6 Volunteering Activities to Help Kids Build a Better World
With summer fast approaching, you’ll soon be in the throes of planning your summer library program. Are you looking for activities that will not only keep kids engaged and excited to come to your program, but will also allow them to help others and motivate them to volunteer in the community? Look no further! These six activities will inspire kids to make a difference!
1. Write Letters to Service Members
This is a simple, inexpensive and meaningful way to encourage kids to make a difference in the lives of others. Operation Gratitude is a nonprofit organization whose primary mission is to encourage and lift the spirits of members of the U.S. military and first responders. Provide stationary and writing utensils (or construction paper and crayons for younger kids), and hold a letter-writing workshop. Encourage kids to thank the recipient for everything he or she does to keep us safe. For tips and guidelines, visit Operation Gratitude (be sure to review the section on what to do if the letter writer is under 18 years old).
2. Knit Caps and Scarves
Hold a series of knitting workshops for teens to make caps for chemotherapy patients and/or hats and scarves for members of the military. Knots of Love donates cozy, handmade caps to cancer patients who are experiencing hair loss as a result of chemotherapy. At Knots of Love, you’ll find knitting patterns and guidelines on how to donate. Operation Gratitude, in addition to letters, sends care packages to military members far from home and gratefully accepts donations of handmade scarves and hats to include in their wintertime packages. Visit Operation Gratitude’s Scarves for Troops page for information and patterns.
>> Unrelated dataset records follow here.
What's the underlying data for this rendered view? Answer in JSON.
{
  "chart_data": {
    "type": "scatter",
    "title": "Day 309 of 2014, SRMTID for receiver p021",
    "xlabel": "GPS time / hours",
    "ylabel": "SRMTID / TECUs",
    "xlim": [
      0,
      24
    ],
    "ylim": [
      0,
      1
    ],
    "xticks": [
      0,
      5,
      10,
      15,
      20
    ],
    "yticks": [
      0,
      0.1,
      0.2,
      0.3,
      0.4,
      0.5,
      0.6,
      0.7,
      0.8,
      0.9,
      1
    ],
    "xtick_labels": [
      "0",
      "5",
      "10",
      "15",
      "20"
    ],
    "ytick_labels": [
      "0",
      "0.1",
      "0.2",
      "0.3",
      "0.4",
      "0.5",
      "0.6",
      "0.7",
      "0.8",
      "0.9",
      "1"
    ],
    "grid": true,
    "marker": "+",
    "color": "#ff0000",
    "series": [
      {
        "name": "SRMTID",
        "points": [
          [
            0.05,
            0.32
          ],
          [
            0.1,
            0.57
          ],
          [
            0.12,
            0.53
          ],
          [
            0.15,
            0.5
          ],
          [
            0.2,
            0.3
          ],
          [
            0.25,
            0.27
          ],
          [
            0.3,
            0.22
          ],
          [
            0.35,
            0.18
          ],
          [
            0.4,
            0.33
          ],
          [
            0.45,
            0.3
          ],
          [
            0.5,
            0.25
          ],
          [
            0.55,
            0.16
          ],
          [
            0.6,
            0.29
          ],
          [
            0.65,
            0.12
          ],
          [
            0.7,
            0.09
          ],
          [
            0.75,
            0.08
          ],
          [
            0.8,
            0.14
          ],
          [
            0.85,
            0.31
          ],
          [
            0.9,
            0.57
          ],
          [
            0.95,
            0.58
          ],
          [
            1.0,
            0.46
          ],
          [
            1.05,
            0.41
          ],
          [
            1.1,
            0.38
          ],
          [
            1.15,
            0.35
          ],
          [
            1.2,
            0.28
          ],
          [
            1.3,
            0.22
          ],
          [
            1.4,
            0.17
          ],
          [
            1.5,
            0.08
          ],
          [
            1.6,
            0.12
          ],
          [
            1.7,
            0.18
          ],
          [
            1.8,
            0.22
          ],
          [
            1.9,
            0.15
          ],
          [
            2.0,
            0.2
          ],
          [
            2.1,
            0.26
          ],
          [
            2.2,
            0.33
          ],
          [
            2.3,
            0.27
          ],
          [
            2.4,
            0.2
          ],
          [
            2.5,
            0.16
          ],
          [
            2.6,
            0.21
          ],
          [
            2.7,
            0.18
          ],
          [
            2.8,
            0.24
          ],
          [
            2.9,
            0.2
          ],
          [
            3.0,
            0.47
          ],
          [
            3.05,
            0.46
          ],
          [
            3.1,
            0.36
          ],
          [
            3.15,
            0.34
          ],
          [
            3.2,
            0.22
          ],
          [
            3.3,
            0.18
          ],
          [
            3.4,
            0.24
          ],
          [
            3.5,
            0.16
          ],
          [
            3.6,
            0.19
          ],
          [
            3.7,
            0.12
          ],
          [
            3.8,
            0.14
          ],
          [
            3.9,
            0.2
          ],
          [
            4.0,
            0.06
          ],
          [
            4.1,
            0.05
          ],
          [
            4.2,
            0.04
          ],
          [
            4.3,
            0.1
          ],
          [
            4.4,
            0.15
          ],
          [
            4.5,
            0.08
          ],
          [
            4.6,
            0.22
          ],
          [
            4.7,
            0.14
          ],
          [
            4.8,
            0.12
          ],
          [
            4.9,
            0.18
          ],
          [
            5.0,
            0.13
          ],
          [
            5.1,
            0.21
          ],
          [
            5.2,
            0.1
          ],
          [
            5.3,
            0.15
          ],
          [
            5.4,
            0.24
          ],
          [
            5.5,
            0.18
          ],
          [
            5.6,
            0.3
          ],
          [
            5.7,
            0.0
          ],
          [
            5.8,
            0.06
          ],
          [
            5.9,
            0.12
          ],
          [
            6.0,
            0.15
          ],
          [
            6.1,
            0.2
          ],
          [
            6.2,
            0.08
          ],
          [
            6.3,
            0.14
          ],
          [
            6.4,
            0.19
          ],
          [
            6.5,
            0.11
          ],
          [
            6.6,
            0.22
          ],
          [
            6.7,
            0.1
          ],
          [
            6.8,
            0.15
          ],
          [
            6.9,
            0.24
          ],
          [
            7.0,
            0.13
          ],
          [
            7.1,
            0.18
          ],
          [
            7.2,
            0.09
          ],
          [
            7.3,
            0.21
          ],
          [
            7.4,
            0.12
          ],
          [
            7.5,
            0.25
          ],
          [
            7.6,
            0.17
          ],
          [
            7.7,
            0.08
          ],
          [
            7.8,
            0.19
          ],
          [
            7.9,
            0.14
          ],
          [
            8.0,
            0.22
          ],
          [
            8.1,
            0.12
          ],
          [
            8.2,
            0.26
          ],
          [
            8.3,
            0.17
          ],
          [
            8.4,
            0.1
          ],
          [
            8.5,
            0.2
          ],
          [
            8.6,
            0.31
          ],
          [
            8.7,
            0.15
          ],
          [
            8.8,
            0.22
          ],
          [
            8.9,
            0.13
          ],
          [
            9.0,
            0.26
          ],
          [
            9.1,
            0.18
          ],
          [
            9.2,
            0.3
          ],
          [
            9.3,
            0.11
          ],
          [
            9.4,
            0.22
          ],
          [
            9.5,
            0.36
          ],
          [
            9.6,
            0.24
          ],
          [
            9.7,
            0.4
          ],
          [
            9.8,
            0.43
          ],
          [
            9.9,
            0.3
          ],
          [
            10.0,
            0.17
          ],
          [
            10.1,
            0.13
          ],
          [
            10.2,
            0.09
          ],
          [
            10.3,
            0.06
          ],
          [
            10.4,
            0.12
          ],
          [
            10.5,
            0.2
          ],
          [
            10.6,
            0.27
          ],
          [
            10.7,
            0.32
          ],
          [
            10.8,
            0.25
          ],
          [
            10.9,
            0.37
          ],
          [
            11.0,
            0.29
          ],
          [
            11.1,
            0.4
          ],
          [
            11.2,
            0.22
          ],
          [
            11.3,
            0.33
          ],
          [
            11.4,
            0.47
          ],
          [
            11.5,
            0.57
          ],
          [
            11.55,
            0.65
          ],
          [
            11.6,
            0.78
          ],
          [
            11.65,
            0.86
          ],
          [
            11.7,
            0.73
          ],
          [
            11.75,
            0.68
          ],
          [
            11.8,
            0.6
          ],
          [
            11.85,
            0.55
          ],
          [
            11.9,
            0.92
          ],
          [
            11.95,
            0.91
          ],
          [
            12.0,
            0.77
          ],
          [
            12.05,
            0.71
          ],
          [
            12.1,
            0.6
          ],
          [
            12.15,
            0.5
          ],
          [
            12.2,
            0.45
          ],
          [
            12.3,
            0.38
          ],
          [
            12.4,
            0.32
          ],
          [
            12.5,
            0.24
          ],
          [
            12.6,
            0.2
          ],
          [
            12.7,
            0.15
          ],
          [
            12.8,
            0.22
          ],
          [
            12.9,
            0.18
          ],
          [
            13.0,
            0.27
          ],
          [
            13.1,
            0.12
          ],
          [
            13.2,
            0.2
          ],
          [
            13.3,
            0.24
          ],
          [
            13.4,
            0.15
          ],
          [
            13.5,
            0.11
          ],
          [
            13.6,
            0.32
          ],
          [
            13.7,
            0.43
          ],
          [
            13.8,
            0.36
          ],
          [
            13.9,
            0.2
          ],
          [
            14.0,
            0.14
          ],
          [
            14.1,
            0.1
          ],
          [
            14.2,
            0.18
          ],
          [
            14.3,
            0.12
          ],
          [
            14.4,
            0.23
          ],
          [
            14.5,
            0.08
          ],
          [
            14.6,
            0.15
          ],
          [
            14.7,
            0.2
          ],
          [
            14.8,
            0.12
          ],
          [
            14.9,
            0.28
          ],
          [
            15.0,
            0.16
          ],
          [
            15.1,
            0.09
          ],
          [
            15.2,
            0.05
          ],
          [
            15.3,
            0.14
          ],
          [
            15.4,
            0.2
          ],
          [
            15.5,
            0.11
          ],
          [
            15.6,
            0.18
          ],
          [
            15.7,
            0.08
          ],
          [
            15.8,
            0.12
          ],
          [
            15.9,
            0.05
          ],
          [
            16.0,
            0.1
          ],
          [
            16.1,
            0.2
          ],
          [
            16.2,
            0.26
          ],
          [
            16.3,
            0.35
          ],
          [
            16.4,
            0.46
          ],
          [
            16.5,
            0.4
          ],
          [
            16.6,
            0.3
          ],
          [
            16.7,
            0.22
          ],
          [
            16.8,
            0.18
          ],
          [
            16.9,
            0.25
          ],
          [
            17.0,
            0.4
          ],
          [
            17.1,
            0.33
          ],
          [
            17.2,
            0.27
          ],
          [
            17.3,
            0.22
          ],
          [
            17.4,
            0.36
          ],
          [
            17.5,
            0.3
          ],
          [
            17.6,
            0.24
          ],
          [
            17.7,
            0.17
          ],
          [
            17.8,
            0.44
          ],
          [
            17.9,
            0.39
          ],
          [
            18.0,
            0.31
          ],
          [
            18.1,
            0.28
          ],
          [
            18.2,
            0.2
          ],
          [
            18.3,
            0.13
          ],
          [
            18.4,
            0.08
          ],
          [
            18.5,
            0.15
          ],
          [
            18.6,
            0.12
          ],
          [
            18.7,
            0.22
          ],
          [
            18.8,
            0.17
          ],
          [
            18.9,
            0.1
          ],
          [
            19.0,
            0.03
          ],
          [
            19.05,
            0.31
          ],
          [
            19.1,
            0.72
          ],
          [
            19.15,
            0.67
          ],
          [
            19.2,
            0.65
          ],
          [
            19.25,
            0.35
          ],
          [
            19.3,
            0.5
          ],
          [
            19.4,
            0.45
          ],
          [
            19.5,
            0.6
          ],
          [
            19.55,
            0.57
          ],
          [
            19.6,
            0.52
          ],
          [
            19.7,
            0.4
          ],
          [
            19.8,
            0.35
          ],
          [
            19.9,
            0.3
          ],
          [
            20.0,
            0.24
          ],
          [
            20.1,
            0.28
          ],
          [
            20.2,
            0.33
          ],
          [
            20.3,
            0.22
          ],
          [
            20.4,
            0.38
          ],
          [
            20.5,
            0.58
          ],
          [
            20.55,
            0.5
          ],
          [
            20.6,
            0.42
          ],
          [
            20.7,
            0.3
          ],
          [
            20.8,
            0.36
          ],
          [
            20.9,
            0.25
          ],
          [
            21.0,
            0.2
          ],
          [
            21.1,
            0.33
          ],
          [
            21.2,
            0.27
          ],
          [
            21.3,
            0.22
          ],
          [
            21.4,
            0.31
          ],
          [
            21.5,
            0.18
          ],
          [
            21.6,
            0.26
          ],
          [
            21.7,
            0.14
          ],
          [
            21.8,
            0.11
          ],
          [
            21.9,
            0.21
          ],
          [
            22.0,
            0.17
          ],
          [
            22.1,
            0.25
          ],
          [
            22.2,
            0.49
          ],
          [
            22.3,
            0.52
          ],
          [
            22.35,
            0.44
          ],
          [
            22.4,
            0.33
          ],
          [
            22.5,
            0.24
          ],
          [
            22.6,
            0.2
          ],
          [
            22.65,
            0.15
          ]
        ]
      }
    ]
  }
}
While knitting programs can be costly, you might want to reach out to a local hobby store for donations of materials. You may also want to invite someone from the store to attend your workshop to give a knitting tutorial. Or contact a local senior center and ask if any local seniors enjoy knitting and would be willing to host a workshop at the library or senior center.
3. Make Fleece Blankets
If you like the idea of donating handmade goods to help others but don’t have the means to hold knitting workshops, another option is to have kids make no-sew fleece blankets. Project Linus collects and donates homemade blankets to children in need throughout the United States. Blankets are given to hospitals, shelters, social service agencies and anywhere else that children may benefit from the warmth and comfort of a blanket that has been handmade with care. Various patterns, including fleece, are available at www.projectlinus.org, along with instructions on how to donate. Many other fleece patterns are available online, including a no-sew “braided” blanket at Pieces by Polly.
Volunteer and collaborative gardening projects help communities have better access to healthy produce while building fellowship among community members. Share a book like Barbara Pollak’s Our Community Garden to explore the idea of community gardens, and then share a title like It’s Our Garden by George Ancona to show all the steps that go into maintaining a community garden.
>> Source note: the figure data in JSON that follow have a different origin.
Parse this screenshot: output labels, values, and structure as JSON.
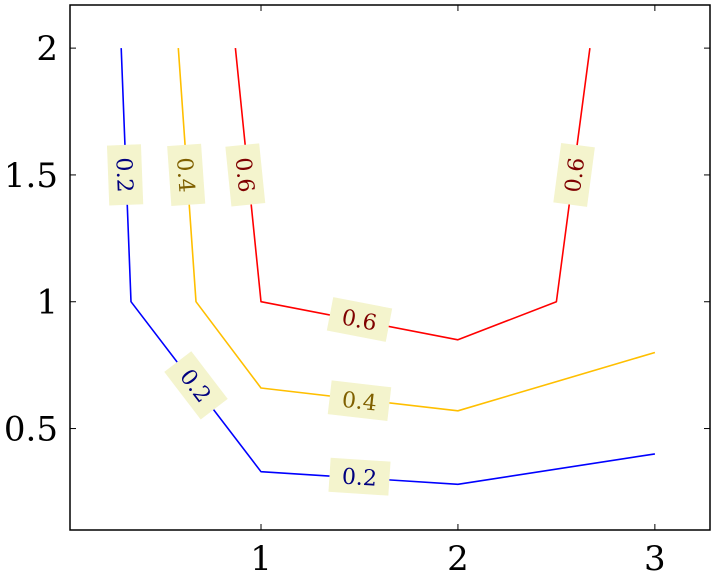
{
  "chart_data": {
    "type": "line",
    "title": "",
    "xlabel": "",
    "ylabel": "",
    "xlim": [
      0.03,
      3.28
    ],
    "ylim": [
      0.1,
      2.17
    ],
    "x_ticks": [
      {
        "value": 1,
        "label": "1"
      },
      {
        "value": 2,
        "label": "2"
      },
      {
        "value": 3,
        "label": "3"
      }
    ],
    "y_ticks": [
      {
        "value": 0.5,
        "label": "0.5"
      },
      {
        "value": 1,
        "label": "1"
      },
      {
        "value": 1.5,
        "label": "1.5"
      },
      {
        "value": 2,
        "label": "2"
      }
    ],
    "grid": false,
    "legend": "none",
    "series": [
      {
        "level": "0.2",
        "color": "#0000ff",
        "text_color": "#00007f",
        "points": [
          [
            0.29,
            2.0
          ],
          [
            0.34,
            1.0
          ],
          [
            1.0,
            0.33
          ],
          [
            2.0,
            0.28
          ],
          [
            3.0,
            0.4
          ]
        ],
        "labels": [
          {
            "text": "0.2",
            "x": 0.31,
            "y": 1.5
          },
          {
            "text": "0.2",
            "x": 0.67,
            "y": 0.67
          },
          {
            "text": "0.2",
            "x": 1.5,
            "y": 0.31
          }
        ]
      },
      {
        "level": "0.4",
        "color": "#ffbf00",
        "text_color": "#7f6000",
        "points": [
          [
            0.58,
            2.0
          ],
          [
            0.67,
            1.0
          ],
          [
            1.0,
            0.66
          ],
          [
            2.0,
            0.57
          ],
          [
            3.0,
            0.8
          ]
        ],
        "labels": [
          {
            "text": "0.4",
            "x": 0.62,
            "y": 1.5
          },
          {
            "text": "0.4",
            "x": 1.5,
            "y": 0.61
          }
        ]
      },
      {
        "level": "0.6",
        "color": "#ff0000",
        "text_color": "#7f0000",
        "points": [
          [
            0.87,
            2.0
          ],
          [
            1.0,
            1.0
          ],
          [
            2.0,
            0.85
          ],
          [
            2.5,
            1.0
          ],
          [
            2.67,
            2.0
          ]
        ],
        "labels": [
          {
            "text": "0.6",
            "x": 0.92,
            "y": 1.5
          },
          {
            "text": "0.6",
            "x": 1.5,
            "y": 0.93
          },
          {
            "text": "0.6",
            "x": 2.59,
            "y": 1.5
          }
        ]
      }
    ]
  }
}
If possible, have a local master gardener or other gardening expert come talk to children about planting seeds. Provide seeds, soil and gardening tools. Have children work together to create their own community garden. If the library has access to sufficient outdoor space, transform a plot of land into a garden; if the library does not have access to outdoor space, use recyclables (e.g., empty milk jugs) for container gardening. Don’t forget to label which plants are which! Share the fruits of your garden with community members and invite parents to participate. Check out “Transforming Your Library with a Garden” by Katie Lewis for ideas and inspiration.
5. Hold a Food Drive
Collect nonperishable food items in your library for a set period of time. Be sure to advertise your food drive on your library website and/or Facebook page. Ask a local grocery store to donate paper bags or reusable cloth bags, and have kids decorate them and write slogans on them. At the end of the food drive, let kids help you fill the bags with the items you have collected. Then, donate the bags of food to a local food bank.
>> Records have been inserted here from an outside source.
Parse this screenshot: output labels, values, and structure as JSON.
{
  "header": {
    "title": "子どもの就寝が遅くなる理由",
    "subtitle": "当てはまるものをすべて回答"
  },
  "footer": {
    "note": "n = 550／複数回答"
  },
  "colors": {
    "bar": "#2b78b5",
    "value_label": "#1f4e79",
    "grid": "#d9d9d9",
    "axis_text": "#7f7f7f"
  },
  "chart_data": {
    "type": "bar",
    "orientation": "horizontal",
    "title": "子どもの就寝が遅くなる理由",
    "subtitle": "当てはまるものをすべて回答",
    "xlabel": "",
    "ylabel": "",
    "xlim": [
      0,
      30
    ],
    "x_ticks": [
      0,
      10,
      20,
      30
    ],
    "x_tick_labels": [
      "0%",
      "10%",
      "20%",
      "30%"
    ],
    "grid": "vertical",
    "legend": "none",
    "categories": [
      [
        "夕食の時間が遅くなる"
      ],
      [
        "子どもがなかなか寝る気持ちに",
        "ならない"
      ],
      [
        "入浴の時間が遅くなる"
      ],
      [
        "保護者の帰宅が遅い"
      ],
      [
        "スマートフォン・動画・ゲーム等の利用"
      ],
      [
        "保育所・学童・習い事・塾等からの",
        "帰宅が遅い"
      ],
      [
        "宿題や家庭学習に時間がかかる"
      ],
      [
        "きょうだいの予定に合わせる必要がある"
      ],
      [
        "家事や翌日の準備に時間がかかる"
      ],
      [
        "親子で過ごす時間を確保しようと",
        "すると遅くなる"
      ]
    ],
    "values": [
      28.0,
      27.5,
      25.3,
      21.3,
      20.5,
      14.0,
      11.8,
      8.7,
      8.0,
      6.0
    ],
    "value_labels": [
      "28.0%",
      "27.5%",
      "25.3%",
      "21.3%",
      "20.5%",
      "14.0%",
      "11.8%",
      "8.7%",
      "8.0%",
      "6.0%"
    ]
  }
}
Provide a variety of art supplies — construction paper, markers, paint, stickers, etc. — and hold an “Art for Others” workshop. Tell kids they will be making art to donate to a local nursing home or children’s hospital to bring the joy of art to the patients. They can draw or paint pictures, create cards, write and illustrate poems — encourage them to let their creativity flow! The only requirement is that their creations will bring cheer to the recipients. They may want to include a short handwritten message, such as “Thinking of you” or “Have a great day,” along with their first name. Hand-deliver the kids’ artwork to your chosen facility. (It’s a good idea to contact the facility beforehand to see if they have any requirements for donations.)
Another option is to donate drawings through Color A Smile, a nonprofit organization that distributes cheery drawings to senior citizens and overseas members of the military to bring joy to those in need of a smile. The website offers hundreds of coloring pages that can be printed, colored and mailed.